International Islamic University political science associate professor Syaza Shukri said that while it was reasonable to advocate for poor Malays, politicians pushing the “Malay Proclamation” must realise that governing Malaysia was a multicultural endeavour.
Seeing the proclamation as a dangerous development for race relations in Malaysia, she called it a political ploy that was meant to menace the government using ethnic sentiments.
“It’s just about showing some kind of force against the Anwar government that, ‘look we have Malay leaders on our side so we are more ‘legitimate’ in the eyes of the Malays. But in power, these same men understand they have to work with non-Malays,” she said.
Syaza also said that it was in Dr Mahathir’s nature to do whatever it takes to put himself back in power.
“In a way it is a continuation of his supposed fight for the Malays since the 1970s. But to amplify it by working with PAS is definitely a populist move as he sees that PN has grown popular whereas Pejuang/GTA was decimated last year,” she said.
In GE15, all 125 candidates that contested on Pejuang’s ticket — including Dr Mahathir and his son, Datuk Seri Mukhriz Mahathir — failed to even get enough votes to keep their election deposits.
In the aftermath, Dr Mahathir left Pejuang when Mukhriz tried to bring the party into PN, ostensibly because he would not agree to work with PAS and Bersatu, instead joining Parti Bumiputera Perkasa Malaysia (Putra).
After PN rejected Mukhriz and Pejuang, however, Dr Mahathir began making overtures to PAS, including publicly defending the so-called “green wave” of support for the Islamist party.
According to Universiti Utara Malaysia’s Mohd Azzizudin Mohd Sani, said the cooperation between the two former rivals made political sense: Dr Mahathir needed a foothold to remain politically relevant while PAS and PN wanted resources to contest in the state elections.
Bersatu’s main bank accounts have been seized for the corruption and money-laundering cases against party president Tan Sri Muhyiddin Yassin.
But the analyst predicted that the idea behind the “Malay Proclamation” would only appeal to ultra conservative Malays, and was unlikely to have the desired effect among the masses.
“Even the hardliners are divided now,” said Azizzudin. “The concept of Malay unity is no longer about unity among political parties, which is not genuine.”
He said the aims of the proclamation — such as defending Malay rights, Islam, and royalty — were already part of any mainstream political party including those in the government, making the “Malay Proclamation” redundant.
While pandering to conservative Malay voters had propelled PN to an unexpectedly strong performance in GE15, Awang Azman said the effectiveness of this tactic was waning.
He also cautioned that racial politics could be extremely damaging to nation-building and integration, with the potential to cause tension, mistrust, and even violence.

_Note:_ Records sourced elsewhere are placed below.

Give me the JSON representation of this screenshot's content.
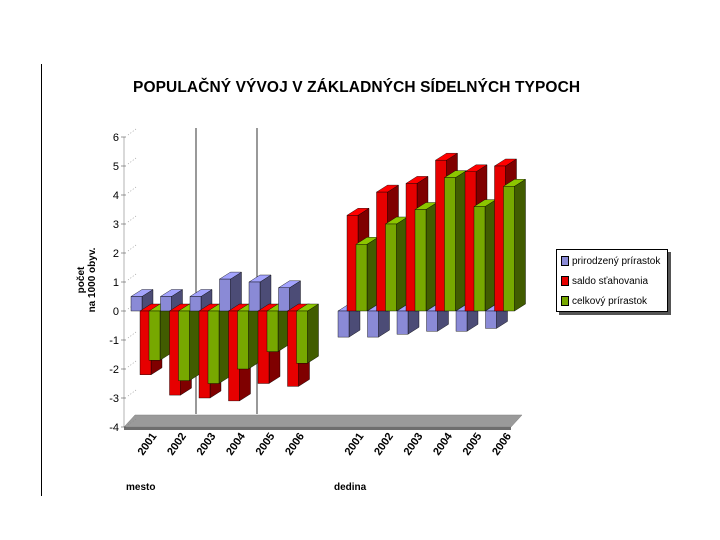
{
  "chart_data": {
    "type": "bar",
    "title": "POPULAČNÝ VÝVOJ V ZÁKLADNÝCH SÍDELNÝCH TYPOCH",
    "ylabel": [
      "počet",
      "na 1000 obyv."
    ],
    "ylim": [
      -4,
      6
    ],
    "yticks": [
      "6",
      "5",
      "4",
      "3",
      "2",
      "1",
      "0",
      "-1",
      "-2",
      "-3",
      "-4"
    ],
    "yticks_values": [
      6,
      5,
      4,
      3,
      2,
      1,
      0,
      -1,
      -2,
      -3,
      -4
    ],
    "groups": [
      {
        "label": "mesto",
        "categories": [
          "2001",
          "2002",
          "2003",
          "2004",
          "2005",
          "2006"
        ]
      },
      {
        "label": "dedina",
        "categories": [
          "2001",
          "2002",
          "2003",
          "2004",
          "2005",
          "2006"
        ]
      }
    ],
    "series": [
      {
        "name": "prirodzený prírastok",
        "color": "#8a8ad6",
        "values": [
          0.5,
          0.5,
          0.5,
          1.1,
          1.0,
          0.8,
          -0.9,
          -0.9,
          -0.8,
          -0.7,
          -0.7,
          -0.6
        ]
      },
      {
        "name": "saldo sťahovania",
        "color": "#e60000",
        "values": [
          -2.2,
          -2.9,
          -3.0,
          -3.1,
          -2.5,
          -2.6,
          3.3,
          4.1,
          4.4,
          5.2,
          4.8,
          5.0
        ]
      },
      {
        "name": "celkový prírastok",
        "color": "#77a800",
        "values": [
          -1.7,
          -2.4,
          -2.5,
          -2.0,
          -1.4,
          -1.8,
          2.3,
          3.0,
          3.5,
          4.6,
          3.6,
          4.3
        ]
      }
    ],
    "legend_position": "right",
    "grid": false
  }
}
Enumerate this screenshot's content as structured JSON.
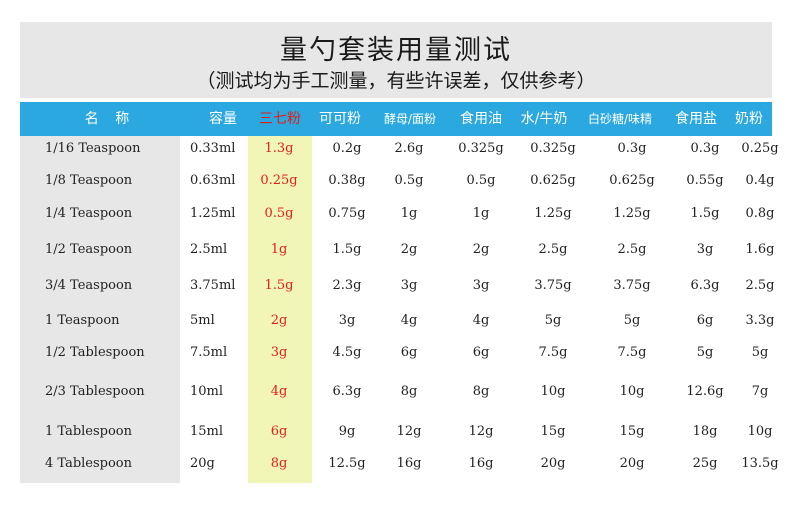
{
  "title": "量勺套装用量测试",
  "subtitle": "（测试均为手工测量，有些许误差，仅供参考）",
  "columns": [
    "名 称",
    "容量",
    "三七粉",
    "可可粉",
    "酵母/面粉",
    "食用油",
    "水/牛奶",
    "白砂糖/味精",
    "食用盐",
    "奶粉"
  ],
  "rows": [
    [
      "1/16 Teaspoon",
      "0.33ml",
      "1.3g",
      "0.2g",
      "2.6g",
      "0.325g",
      "0.325g",
      "0.3g",
      "0.3g",
      "0.25g"
    ],
    [
      "1/8 Teaspoon",
      "0.63ml",
      "0.25g",
      "0.38g",
      "0.5g",
      "0.5g",
      "0.625g",
      "0.625g",
      "0.55g",
      "0.4g"
    ],
    [
      "1/4 Teaspoon",
      "1.25ml",
      "0.5g",
      "0.75g",
      "1g",
      "1g",
      "1.25g",
      "1.25g",
      "1.5g",
      "0.8g"
    ],
    [
      "1/2 Teaspoon",
      "2.5ml",
      "1g",
      "1.5g",
      "2g",
      "2g",
      "2.5g",
      "2.5g",
      "3g",
      "1.6g"
    ],
    [
      "3/4 Teaspoon",
      "3.75ml",
      "1.5g",
      "2.3g",
      "3g",
      "3g",
      "3.75g",
      "3.75g",
      "6.3g",
      "2.5g"
    ],
    [
      "1 Teaspoon",
      "5ml",
      "2g",
      "3g",
      "4g",
      "4g",
      "5g",
      "5g",
      "6g",
      "3.3g"
    ],
    [
      "1/2 Tablespoon",
      "7.5ml",
      "3g",
      "4.5g",
      "6g",
      "6g",
      "7.5g",
      "7.5g",
      "5g",
      "5g"
    ],
    [
      "2/3 Tablespoon",
      "10ml",
      "4g",
      "6.3g",
      "8g",
      "8g",
      "10g",
      "10g",
      "12.6g",
      "7g"
    ],
    [
      "1 Tablespoon",
      "15ml",
      "6g",
      "9g",
      "12g",
      "12g",
      "15g",
      "15g",
      "18g",
      "10g"
    ],
    [
      "4 Tablespoon",
      "20g",
      "8g",
      "12.5g",
      "16g",
      "16g",
      "20g",
      "20g",
      "25g",
      "13.5g"
    ]
  ],
  "colors": {
    "header": "#2aa8df",
    "highlight_column": "#f1f6b6",
    "highlight_text": "#e0201b",
    "band": "#e7e7e7"
  }
}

“I think people are tired of hearing this now, this bashing. They don’t want to listen to the same narrative. They are aware. So, maybe it may still hold in the strong Malay states but it will be hard to sell to Malays in Selangor and Penang where political literacy is higher,” he said.
Syaza agreed, saying the tactic might still work with PN’s hardcore Malay supporters, but would have difficulty gaining traction with part of the community that were more concerned with the economy than race and religion.
“I know the proclamation also links to the economy but they’re proposing unity as the solution, which is neither here nor there. Malays have strength in number. Do we need to unite under one party? That might lead to authoritarianism.
“What we need is to improve education and access for all Malaysians,” she said.